試験官の向かいに立つと、殺気がヒシヒシと伝わってくる。まるでライオンが目の前にいるみたいだった。
俺は額から冷や汗が垂れ、背中がゾクゾクするのを感じた。だが俺は、恐怖や畏怖を感じ、相手は自分より遥かに強いと分かっていたのにも関わらず、その状態を楽しんでいる自分がいることに本能的に気がついていた。

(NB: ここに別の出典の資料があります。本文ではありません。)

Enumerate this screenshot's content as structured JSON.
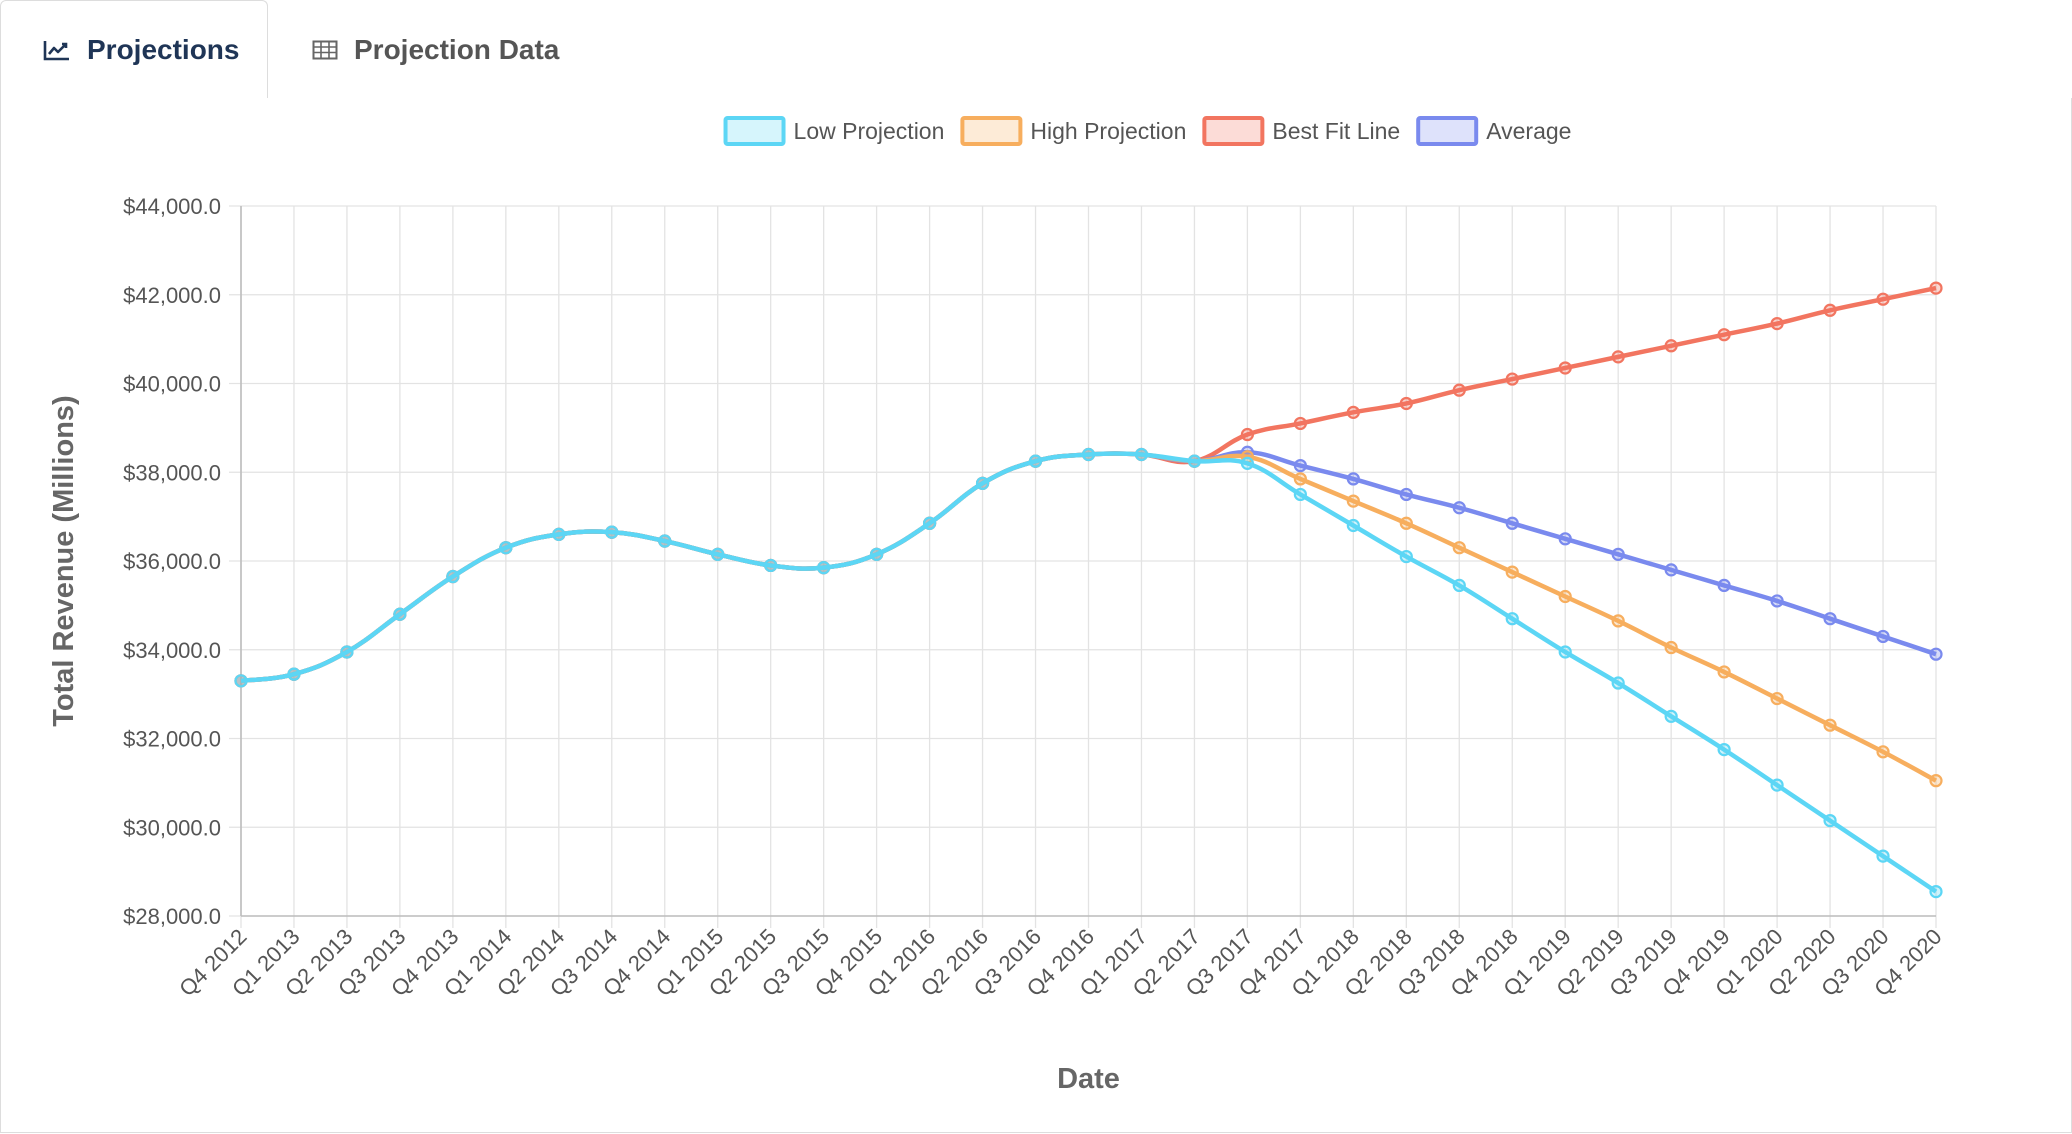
{
  "tabs": [
    {
      "label": "Projections",
      "icon": "line-chart-icon",
      "active": true
    },
    {
      "label": "Projection Data",
      "icon": "table-icon",
      "active": false
    }
  ],
  "colors": {
    "active_tab_text": "#1f3556",
    "inactive_tab_text": "#555555"
  },
  "chart_data": {
    "type": "line",
    "title": "",
    "xlabel": "Date",
    "ylabel": "Total Revenue (Millions)",
    "ylim": [
      28000,
      44000
    ],
    "y_tick_step": 2000,
    "y_tick_format": "$#,###.0",
    "grid": true,
    "legend_position": "top-center",
    "categories": [
      "Q4 2012",
      "Q1 2013",
      "Q2 2013",
      "Q3 2013",
      "Q4 2013",
      "Q1 2014",
      "Q2 2014",
      "Q3 2014",
      "Q4 2014",
      "Q1 2015",
      "Q2 2015",
      "Q3 2015",
      "Q4 2015",
      "Q1 2016",
      "Q2 2016",
      "Q3 2016",
      "Q4 2016",
      "Q1 2017",
      "Q2 2017",
      "Q3 2017",
      "Q4 2017",
      "Q1 2018",
      "Q2 2018",
      "Q3 2018",
      "Q4 2018",
      "Q1 2019",
      "Q2 2019",
      "Q3 2019",
      "Q4 2019",
      "Q1 2020",
      "Q2 2020",
      "Q3 2020",
      "Q4 2020"
    ],
    "series": [
      {
        "name": "Low Projection",
        "color": "#5cd6f5",
        "values": [
          33300,
          33450,
          33950,
          34800,
          35650,
          36300,
          36600,
          36650,
          36450,
          36150,
          35900,
          35850,
          36150,
          36850,
          37750,
          38250,
          38400,
          38400,
          38250,
          38200,
          37500,
          36800,
          36100,
          35450,
          34700,
          33950,
          33250,
          32500,
          31750,
          30950,
          30150,
          29350,
          28550
        ]
      },
      {
        "name": "High Projection",
        "color": "#f7ae5e",
        "values": [
          33300,
          33450,
          33950,
          34800,
          35650,
          36300,
          36600,
          36650,
          36450,
          36150,
          35900,
          35850,
          36150,
          36850,
          37750,
          38250,
          38400,
          38400,
          38250,
          38350,
          37850,
          37350,
          36850,
          36300,
          35750,
          35200,
          34650,
          34050,
          33500,
          32900,
          32300,
          31700,
          31050
        ]
      },
      {
        "name": "Best Fit Line",
        "color": "#f27560",
        "values": [
          33300,
          33450,
          33950,
          34800,
          35650,
          36300,
          36600,
          36650,
          36450,
          36150,
          35900,
          35850,
          36150,
          36850,
          37750,
          38250,
          38400,
          38400,
          38250,
          38850,
          39100,
          39350,
          39550,
          39850,
          40100,
          40350,
          40600,
          40850,
          41100,
          41350,
          41650,
          41900,
          42150
        ]
      },
      {
        "name": "Average",
        "color": "#7a8aee",
        "values": [
          33300,
          33450,
          33950,
          34800,
          35650,
          36300,
          36600,
          36650,
          36450,
          36150,
          35900,
          35850,
          36150,
          36850,
          37750,
          38250,
          38400,
          38400,
          38250,
          38450,
          38150,
          37850,
          37500,
          37200,
          36850,
          36500,
          36150,
          35800,
          35450,
          35100,
          34700,
          34300,
          33900
        ]
      }
    ],
    "y_tick_labels": [
      "$28,000.0",
      "$30,000.0",
      "$32,000.0",
      "$34,000.0",
      "$36,000.0",
      "$38,000.0",
      "$40,000.0",
      "$42,000.0",
      "$44,000.0"
    ]
  }
}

『ほぅ、俺を目の前にして笑うか。その精神力は認めてやろう。』
『精神力だけじゃないかもしれませんよ』
「ゴクッ」と俺は唾を飲んだ。
『ふん。面白い。ではその力を見せて見ろ!!』
五メートルぐらい離れていた距離が一瞬にして五センチに縮まった。
「クッ!早い!!」
俺はとっさに右に避けた。すると試験官はそのスピードをそのまま力に加えて右のキックをだした。
『グハッ!!』
ガードごと吹っ飛ばされ相手を一瞬気絶し、意識が戻り前をみると。
『遅い!』
低くドスの聞いた声がすぐ後ろで聞こえた。
『グアッッッ!!!』
背中に強烈な肘打ちをくらい、背骨がギシギシと痛い。 「やっぱり強えなぁ〜」
そう思っていながら、心の奥底で フツフツ と煮えたぎる何か熱い感情が増殖していった。